The search for foreign backing to take or regain control in your homeland is as old as political conflict itself. The Venezuelan opposition has spent the last 20 years forwarding a barrage of arguments for how Venezuela represented a national security threat to the United States that would only end with intervention. From Iranian missile installations in western Venezuela, to Hezbollah training camps on Margarita Island, to the Right to Protect in 2019, to now, a criminal invasion directed by Nicolás Maduro.
Of course, stories such as these only work when they fit in with existing agendas in the U.S. government. In this case, Secretary of State Marco Rubio, hailing from a family of Cuban immigrants to South Florida, has long sought regime change in Venezuela, and now has the chance of a lifetime to make it happen. The one impediment is that Trump has never cared a whole lot about human rights or democracy and is a long-term critic of regime change operations. But the idea of Maduro as the head of a criminal enterprise terrorizing the United States has allowed Rubio to repackage military action against Venezuela as an anti-narcotics campaign.
The idea that the go-fast boats blown up by U.S. drones were operated by Tren de Aragua is also without evidence. Tren de Aragua is not known to have ever engaged in maritime drug trafficking. In fact, researchers at Insight Crime suggest they are not known to participate in cross-border drug trafficking, instead focusing on small-scale, local drug distribution and extortion rings. Unsurprisingly, when there have been survivors of these bombings, they are quickly repatriated to their home countries instead of being taken to U.S. military bases for interrogation like other “unlawful enemy combatants.” Interrogation would likely have generated testimonies revealing that they had nothing to do with Tren de Aragua, or any other designated terrorist organization.

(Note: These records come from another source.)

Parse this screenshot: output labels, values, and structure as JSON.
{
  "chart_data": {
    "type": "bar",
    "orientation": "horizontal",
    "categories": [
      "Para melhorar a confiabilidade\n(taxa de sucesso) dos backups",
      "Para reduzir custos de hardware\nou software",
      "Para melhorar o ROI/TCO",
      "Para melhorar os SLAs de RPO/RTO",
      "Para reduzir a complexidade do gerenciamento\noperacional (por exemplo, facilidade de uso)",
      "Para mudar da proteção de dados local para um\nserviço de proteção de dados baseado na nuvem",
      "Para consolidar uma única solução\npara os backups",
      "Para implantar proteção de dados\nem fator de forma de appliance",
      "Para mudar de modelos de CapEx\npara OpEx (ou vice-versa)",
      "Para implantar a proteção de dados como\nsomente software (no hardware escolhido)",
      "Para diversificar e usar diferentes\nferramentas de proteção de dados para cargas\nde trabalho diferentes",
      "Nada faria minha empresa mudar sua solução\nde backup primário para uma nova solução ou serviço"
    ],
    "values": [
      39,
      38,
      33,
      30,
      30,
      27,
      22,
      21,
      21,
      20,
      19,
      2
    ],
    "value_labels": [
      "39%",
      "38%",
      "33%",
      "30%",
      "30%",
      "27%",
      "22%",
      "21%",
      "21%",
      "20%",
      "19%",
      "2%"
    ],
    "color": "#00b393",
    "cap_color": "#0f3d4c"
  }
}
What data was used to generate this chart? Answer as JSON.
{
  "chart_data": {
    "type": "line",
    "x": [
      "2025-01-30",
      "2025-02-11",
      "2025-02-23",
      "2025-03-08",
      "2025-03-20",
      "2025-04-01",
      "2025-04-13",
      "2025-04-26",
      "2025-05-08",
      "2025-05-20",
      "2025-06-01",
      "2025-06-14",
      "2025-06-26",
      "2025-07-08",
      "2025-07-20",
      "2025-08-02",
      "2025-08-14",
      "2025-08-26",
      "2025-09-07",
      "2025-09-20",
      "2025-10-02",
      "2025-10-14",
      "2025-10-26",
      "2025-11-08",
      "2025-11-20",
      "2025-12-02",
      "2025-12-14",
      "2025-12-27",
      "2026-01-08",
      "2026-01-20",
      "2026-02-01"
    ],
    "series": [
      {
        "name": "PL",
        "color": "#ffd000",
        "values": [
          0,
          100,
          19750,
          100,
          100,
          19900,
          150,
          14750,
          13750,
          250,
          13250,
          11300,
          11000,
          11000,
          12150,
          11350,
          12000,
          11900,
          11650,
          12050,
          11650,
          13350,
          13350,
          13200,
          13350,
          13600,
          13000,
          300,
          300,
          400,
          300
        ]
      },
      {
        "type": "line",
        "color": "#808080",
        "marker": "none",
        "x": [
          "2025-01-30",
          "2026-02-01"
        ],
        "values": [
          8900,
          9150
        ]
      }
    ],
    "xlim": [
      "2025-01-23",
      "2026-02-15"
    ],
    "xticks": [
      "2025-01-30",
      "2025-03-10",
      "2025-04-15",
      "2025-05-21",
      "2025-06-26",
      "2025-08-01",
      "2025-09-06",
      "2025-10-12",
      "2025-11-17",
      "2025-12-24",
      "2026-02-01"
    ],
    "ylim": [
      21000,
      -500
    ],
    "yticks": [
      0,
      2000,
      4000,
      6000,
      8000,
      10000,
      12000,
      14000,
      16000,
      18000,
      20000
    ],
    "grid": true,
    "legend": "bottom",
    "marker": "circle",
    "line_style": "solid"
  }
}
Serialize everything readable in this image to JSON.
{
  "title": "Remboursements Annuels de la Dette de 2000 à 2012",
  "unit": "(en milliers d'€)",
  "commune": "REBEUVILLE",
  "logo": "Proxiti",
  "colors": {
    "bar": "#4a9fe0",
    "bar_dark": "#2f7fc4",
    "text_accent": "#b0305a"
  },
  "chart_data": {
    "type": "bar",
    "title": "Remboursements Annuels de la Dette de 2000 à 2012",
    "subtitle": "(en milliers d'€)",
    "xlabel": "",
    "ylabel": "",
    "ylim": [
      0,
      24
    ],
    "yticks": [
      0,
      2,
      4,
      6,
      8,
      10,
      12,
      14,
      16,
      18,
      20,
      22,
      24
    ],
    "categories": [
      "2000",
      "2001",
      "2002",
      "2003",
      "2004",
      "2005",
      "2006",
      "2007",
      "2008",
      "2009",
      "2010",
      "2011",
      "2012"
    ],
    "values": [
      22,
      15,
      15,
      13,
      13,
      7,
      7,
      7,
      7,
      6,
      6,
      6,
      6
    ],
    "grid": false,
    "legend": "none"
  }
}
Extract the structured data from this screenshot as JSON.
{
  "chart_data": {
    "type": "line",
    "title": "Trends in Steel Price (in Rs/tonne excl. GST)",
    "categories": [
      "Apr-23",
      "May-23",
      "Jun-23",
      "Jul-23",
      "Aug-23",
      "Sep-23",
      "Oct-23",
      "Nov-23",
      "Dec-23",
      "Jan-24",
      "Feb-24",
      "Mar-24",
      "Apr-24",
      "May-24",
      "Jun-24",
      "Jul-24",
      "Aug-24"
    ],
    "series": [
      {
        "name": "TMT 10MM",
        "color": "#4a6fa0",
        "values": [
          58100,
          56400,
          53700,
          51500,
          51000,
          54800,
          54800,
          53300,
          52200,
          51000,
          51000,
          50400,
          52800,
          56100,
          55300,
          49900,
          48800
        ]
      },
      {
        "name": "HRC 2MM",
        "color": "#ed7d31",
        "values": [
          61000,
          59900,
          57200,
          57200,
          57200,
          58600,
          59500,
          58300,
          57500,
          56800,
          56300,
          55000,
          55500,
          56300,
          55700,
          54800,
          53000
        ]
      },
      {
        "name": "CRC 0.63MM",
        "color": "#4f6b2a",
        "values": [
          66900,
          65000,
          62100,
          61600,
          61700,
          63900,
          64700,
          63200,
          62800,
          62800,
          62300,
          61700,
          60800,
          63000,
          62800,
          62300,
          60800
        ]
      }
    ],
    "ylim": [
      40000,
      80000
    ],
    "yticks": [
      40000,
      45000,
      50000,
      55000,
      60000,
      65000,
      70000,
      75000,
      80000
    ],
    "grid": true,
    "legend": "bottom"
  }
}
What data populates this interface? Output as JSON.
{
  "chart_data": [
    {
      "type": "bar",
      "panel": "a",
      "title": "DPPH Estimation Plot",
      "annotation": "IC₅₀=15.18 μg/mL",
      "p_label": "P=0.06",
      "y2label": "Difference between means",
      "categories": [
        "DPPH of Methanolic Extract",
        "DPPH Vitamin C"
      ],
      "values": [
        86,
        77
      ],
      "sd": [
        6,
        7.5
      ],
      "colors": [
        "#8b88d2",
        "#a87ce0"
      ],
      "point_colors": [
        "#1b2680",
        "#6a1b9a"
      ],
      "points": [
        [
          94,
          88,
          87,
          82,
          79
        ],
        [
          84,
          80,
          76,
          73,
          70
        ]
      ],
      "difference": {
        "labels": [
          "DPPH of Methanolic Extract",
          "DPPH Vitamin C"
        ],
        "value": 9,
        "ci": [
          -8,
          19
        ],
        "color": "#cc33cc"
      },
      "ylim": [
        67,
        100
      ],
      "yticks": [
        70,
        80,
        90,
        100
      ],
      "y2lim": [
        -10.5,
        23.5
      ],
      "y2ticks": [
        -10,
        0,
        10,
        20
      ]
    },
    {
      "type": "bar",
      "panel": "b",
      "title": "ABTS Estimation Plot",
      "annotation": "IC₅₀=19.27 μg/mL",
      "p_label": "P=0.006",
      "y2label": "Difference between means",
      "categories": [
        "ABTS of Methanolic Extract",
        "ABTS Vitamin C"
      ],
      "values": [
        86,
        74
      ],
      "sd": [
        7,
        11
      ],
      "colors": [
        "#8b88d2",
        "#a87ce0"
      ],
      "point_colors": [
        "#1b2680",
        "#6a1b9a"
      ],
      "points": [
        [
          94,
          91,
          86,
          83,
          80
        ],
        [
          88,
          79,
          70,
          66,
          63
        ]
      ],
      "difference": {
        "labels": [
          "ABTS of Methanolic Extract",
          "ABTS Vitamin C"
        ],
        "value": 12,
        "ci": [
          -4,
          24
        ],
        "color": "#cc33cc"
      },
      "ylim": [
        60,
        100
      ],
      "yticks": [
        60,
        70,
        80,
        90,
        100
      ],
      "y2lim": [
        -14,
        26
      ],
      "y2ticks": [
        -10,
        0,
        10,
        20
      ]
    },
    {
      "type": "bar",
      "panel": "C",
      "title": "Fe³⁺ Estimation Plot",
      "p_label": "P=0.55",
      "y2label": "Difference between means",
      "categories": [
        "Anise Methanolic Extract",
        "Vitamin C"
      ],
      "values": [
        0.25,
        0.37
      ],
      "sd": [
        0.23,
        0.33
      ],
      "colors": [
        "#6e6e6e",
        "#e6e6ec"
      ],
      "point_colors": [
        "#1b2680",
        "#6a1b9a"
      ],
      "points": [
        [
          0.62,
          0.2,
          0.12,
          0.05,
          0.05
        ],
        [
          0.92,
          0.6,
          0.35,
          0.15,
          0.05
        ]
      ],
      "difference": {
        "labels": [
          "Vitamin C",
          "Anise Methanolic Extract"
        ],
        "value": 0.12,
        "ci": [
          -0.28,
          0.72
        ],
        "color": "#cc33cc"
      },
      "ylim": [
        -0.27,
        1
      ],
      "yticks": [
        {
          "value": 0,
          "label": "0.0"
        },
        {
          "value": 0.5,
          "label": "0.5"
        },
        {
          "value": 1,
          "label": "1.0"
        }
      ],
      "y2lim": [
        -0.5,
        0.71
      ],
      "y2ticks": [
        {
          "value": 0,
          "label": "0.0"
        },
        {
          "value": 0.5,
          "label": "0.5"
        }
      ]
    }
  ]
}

With Trump, this repackaging has taken a particularly cruel twist as he has used it to stigmatize Venezuelan immigrants. It was the justification for use of the Alien Enemies Act with which 238 Venezuelan men were sent to the Center for Terrorism Confinement in El Salvador. Investigative journalism showed that most of these men did not even have criminal records, much less form part of a gang.
This use of the Alien Enemies Act is currently making its way through federal courts. It was blocked by the Fifth Circuit Court of Appeals in September specifically because the majority argued that the U.S. is not at war with Venezuela. Since then, the Trump administration’s appeal for an en banc rehearing by the full Fifth Circuit Court has been granted, and it will be reargued in the coming weeks or months. One can be sure that the utility of having hostilities with Venezuela for this case is not lost on the administration.
Read more: Venezuela Accuses Trump of ‘Fabricating’ a War As U.S. Deploys Aircraft Carrier
The current accusation of Nicolás Maduro as head of a criminal and terrorist enterprise is also accompanied by the usual suggestions that intervention would be a cake walk. Venezuelan opposition leaders abroad suggest that simply removing Maduro and few of his officials would allow María Corina Machado’s team to neatly take over. The reality is that Venezuela is full of guns, held by guerrilla groups, collectives, drug traffickers, and illicit miners, not to mention the armed forces run by hundreds of generals with extensive economic interests and strong desires to avoid justice.
To be clear, Maduro is a heinous dictator, and there is a need for international engagement. But just what is to be done should be developed on the basis of real facts and analysis, not the tall tales of exiled and displaced leaders, which have led to disastrous miscalculations in the past.